Webster’s Riverside Dictionary defines an entrepreneur as “one who launches or manages a business venture, often assuming risks.” Sure, it’s easy to see how that applies to a business owner—but how does it apply to an employee.

 

Your “business” is your entire career. You are in charge of it. And every employer you have is a client on the long journey of your career. Whether you change jobs annually or stick with one company for five years or longer, whether you work for a small business or a large corporation, you are the owner of a service-based business where you must meet and exceed customer expectations, adapt to the needs of the marketplace, and stay competitive by offering something unique.

 

Once you realize that you own your career, it’s easy to stop feeling like a victim.
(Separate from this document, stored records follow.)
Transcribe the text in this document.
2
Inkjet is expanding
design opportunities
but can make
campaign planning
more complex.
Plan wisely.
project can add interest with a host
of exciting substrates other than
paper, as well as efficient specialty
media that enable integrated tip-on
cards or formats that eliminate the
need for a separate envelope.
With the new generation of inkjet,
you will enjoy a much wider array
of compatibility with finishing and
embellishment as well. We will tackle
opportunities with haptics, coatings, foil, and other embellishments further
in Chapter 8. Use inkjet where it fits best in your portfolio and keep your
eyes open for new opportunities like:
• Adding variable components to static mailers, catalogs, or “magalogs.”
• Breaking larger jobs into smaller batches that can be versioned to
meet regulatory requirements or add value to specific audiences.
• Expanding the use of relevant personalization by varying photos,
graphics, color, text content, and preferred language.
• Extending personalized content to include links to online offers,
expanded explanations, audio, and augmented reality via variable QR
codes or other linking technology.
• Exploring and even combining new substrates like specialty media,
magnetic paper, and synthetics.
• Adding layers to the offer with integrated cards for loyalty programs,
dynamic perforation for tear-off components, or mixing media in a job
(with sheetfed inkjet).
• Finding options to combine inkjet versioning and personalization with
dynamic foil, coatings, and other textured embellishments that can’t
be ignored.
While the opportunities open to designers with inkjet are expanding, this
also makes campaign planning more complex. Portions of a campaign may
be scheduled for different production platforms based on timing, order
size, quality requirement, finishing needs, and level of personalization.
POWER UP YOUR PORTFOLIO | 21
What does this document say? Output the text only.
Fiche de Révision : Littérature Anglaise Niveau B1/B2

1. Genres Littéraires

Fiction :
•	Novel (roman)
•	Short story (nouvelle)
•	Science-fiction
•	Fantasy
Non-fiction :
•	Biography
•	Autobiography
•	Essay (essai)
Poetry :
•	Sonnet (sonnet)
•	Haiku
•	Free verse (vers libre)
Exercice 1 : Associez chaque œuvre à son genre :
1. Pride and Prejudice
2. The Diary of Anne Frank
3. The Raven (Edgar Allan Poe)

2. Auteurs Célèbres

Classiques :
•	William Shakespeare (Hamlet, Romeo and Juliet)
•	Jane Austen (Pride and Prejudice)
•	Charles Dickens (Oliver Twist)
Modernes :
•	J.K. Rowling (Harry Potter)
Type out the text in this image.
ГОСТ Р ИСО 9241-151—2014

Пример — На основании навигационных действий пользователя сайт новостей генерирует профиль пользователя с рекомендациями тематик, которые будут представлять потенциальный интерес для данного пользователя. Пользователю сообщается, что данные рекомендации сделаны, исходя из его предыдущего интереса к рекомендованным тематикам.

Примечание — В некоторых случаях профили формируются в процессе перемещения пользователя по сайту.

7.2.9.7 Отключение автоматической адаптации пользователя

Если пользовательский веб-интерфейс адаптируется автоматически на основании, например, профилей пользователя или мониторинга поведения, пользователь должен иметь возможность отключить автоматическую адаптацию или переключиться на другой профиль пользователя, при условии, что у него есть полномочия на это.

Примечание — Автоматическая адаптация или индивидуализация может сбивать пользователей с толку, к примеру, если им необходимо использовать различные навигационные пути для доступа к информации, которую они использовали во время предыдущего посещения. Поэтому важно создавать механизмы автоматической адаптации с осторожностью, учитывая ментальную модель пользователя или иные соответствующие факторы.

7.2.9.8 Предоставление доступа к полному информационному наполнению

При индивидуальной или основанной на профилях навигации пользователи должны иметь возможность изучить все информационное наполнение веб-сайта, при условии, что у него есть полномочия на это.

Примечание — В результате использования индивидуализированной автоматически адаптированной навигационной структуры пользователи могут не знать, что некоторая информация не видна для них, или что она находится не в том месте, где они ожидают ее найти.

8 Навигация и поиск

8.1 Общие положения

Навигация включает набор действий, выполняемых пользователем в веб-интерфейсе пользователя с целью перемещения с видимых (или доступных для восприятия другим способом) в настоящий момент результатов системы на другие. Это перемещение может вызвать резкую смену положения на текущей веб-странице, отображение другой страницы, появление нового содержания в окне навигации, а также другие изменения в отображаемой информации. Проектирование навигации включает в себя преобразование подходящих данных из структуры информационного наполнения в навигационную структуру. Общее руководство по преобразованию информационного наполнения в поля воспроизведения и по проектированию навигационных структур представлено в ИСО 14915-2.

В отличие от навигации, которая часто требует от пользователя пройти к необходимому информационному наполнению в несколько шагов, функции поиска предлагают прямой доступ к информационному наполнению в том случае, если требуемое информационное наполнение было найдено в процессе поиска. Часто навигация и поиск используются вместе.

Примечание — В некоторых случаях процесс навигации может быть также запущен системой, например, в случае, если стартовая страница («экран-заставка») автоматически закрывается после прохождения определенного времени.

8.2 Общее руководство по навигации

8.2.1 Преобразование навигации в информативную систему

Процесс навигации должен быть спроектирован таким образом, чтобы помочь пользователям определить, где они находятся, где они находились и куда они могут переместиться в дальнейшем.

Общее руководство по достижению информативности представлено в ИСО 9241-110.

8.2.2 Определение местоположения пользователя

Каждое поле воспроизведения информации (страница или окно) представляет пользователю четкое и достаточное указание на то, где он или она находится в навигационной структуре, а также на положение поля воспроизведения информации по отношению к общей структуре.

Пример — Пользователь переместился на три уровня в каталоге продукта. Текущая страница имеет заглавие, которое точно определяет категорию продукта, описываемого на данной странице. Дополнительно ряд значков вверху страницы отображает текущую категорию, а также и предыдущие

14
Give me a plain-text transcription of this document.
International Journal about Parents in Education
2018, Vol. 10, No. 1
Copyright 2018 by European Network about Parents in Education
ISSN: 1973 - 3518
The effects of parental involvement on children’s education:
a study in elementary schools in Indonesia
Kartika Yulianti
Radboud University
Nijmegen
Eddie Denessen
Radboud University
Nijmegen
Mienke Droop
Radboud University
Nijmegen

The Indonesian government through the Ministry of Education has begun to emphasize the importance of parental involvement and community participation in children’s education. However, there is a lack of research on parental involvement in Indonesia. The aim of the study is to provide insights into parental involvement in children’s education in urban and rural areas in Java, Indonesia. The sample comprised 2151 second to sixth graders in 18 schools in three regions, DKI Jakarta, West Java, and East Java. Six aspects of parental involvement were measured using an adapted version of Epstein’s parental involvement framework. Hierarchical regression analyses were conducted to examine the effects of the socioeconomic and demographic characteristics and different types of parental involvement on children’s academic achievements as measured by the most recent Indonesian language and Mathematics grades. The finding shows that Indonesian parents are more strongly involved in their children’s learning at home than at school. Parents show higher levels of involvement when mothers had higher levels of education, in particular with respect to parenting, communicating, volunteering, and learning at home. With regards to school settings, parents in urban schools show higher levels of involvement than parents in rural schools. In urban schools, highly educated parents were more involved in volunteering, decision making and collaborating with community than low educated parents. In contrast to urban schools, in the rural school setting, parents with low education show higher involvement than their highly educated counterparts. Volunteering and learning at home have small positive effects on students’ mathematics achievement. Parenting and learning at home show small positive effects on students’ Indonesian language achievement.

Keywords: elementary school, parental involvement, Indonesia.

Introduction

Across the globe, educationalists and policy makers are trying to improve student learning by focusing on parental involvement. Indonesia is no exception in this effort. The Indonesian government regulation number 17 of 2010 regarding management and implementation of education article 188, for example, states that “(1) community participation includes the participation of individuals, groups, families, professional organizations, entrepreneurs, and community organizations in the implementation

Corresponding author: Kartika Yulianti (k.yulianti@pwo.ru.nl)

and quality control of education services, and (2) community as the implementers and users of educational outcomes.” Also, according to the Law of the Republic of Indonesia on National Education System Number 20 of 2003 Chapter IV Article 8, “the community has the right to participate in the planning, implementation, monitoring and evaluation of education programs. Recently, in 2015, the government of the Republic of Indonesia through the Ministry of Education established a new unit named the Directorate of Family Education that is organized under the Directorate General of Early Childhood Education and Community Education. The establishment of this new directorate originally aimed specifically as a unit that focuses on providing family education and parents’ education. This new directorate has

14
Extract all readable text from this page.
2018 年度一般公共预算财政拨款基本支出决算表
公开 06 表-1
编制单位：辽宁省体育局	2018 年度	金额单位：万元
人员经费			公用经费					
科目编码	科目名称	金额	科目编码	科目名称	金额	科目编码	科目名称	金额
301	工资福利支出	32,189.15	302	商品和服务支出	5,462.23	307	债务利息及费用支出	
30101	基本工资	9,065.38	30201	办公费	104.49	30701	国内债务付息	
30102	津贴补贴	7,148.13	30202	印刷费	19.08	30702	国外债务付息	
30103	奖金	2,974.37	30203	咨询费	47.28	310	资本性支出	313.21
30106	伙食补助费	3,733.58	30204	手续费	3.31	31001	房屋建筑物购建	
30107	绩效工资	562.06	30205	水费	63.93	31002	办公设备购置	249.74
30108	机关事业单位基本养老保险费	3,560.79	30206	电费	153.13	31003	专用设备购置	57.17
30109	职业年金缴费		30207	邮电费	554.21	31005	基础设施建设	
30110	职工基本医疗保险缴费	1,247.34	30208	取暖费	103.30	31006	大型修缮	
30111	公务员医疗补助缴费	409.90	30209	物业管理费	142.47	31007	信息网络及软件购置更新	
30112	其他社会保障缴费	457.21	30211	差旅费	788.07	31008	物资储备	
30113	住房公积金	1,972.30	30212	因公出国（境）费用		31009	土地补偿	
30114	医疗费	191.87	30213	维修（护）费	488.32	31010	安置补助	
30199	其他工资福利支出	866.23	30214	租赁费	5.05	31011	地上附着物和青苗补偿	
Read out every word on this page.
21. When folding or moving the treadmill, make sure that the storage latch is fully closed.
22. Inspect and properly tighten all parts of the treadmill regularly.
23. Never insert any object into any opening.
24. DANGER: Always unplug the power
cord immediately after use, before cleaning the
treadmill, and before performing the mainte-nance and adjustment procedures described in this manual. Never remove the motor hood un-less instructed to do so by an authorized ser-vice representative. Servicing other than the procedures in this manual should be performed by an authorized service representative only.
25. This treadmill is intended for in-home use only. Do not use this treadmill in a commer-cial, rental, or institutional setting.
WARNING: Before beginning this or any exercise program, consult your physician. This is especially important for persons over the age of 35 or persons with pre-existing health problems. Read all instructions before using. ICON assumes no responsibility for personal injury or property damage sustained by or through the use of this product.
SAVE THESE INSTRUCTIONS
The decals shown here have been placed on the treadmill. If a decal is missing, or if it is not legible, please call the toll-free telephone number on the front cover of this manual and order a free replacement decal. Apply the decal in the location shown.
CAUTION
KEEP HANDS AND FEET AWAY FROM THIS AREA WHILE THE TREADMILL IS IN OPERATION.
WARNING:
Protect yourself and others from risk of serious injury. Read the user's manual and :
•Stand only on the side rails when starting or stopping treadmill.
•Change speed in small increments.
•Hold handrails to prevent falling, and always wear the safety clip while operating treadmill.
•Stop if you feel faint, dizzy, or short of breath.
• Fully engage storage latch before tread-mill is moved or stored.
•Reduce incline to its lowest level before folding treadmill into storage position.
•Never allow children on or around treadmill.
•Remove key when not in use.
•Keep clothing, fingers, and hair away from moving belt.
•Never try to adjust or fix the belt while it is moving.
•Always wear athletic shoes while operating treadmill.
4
No one and nothing has control over you. It’s your career, and you are free to fix it and direct it in any way that you like. You’re in the business of developing yourself as a commodity, marketing yourself, and finding fulfillment in work. You pick your clients, and work to see if there is a match. You learn to be gracious and solid, because you never want to burn any bridges. If you’re not finding fulfillment at work, you have the responsibility and power to find the solution. If you do everything you can to make it work and still find yourself unfulfilled, you may need to look for a different “client” (i.e. employer). But no matter what the problem is, it can be solved once it’s identified.

 

My aim here is not to turn everyone into an independent business owner. Indeed, not everyone has the capacity, or desire, to succeed as an entrepreneur. There are many advantages to working for a company, including the infrastructure support, steady paycheck, benefits, and built-in community. But we all have the aptitude to take control—to invest in ourselves and make decisions based on our own values, interests, and abilities, to the benefit of ourselves and our employers.

 

Yes, the new world of work is scary, but like a fast-moving ride, it can also be exhilarating and fun—if you embrace it as an opportunity to develop your greatest self. There is the potential for tremendous cross-pollination of skills in the new world of work. A journalist carried over her knowledge of the media to become the public relations direct of a school system; the production manager of a plastics factory converted his knowledge of materials and manufacturing into an asset at a scenery design firm; a waitress used her people skills to become an effective human resources counselor. There’s no slowing down the new millennium. To survive and thrive in the new world of work, you need to stop being the victim, and start thinking and acting like an entrepreneur.